We had been eyeing a large black cloud to the north, and as we neared Cuba, we saw that we were heading straight into it. Though the summer rains have stopped in the mountains in New Mexico, we now have what is called Monsoon Season. The sky turns gray, then black, and when the clouds burst open, there is a slow-moving release of a tremendous amount of water, sometimes proceeded by hail, on a single small area. And that is exactly what happened as I nursed the Bolt down the highway. I have never liked driving in the rain, but since we’ve lived in Bernalillo that hasn’t been a problem because it never rains. Now, I was watching water flow across the road, and my visibility turned to near zero as I stared through the violently moving wipers. East of San Ysidro, there is a bridge across the Rio Puerco.

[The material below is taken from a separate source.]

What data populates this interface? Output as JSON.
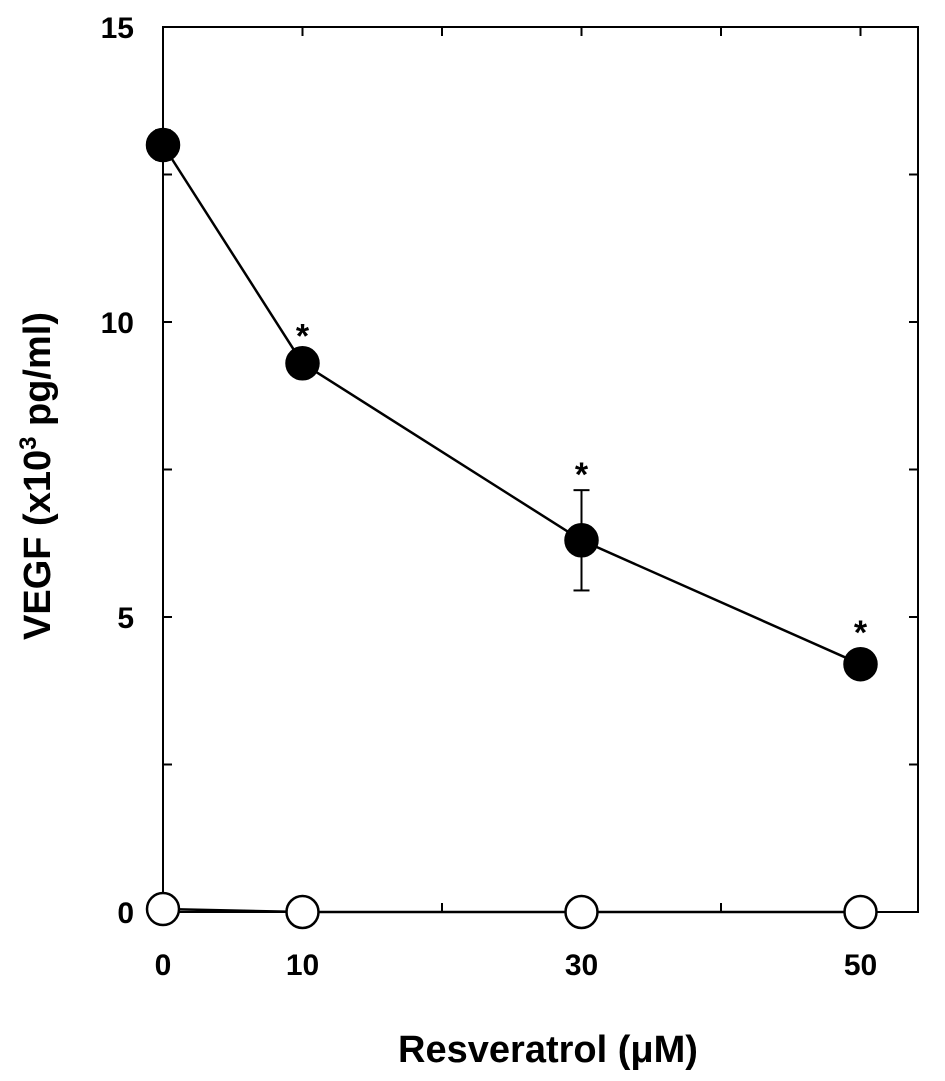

I think that means Pig River, which is more enticing in Spanish, and there isn’t a river under the bridge, just sand, or what is called an arroyo. They are called wadis in North Africa, and they are the beds of dry rivers that only fill when it rains, which isn’t often.
Now, an enormous amount of water was falling on San Ysidro, and water not only filled the arroyo, it had jumped the banks and was covering the highway, with the few moving trucks in front of me plowing through water inches deep. The only saving grace was that the highway sign said twenty miles to Bernalillo, and the dash board said we had enough to go twenty-three. I sort of enjoyed it all. It reminded me of my youth, trying to get a ’56 Chevy wagon north out of East Texas, knowing the muffler was close to falling off, and listening to that knocking sound in the night and wondering if it was the axel, the U-joint disintegrating, or something serious that would keep me from reaching my destination. I drove on through the night. That is what we are all doing. We may be the last generation to fish the San Juan or anywhere, and as the world is consumed by smoke, wind, and fire, we drive on through the night.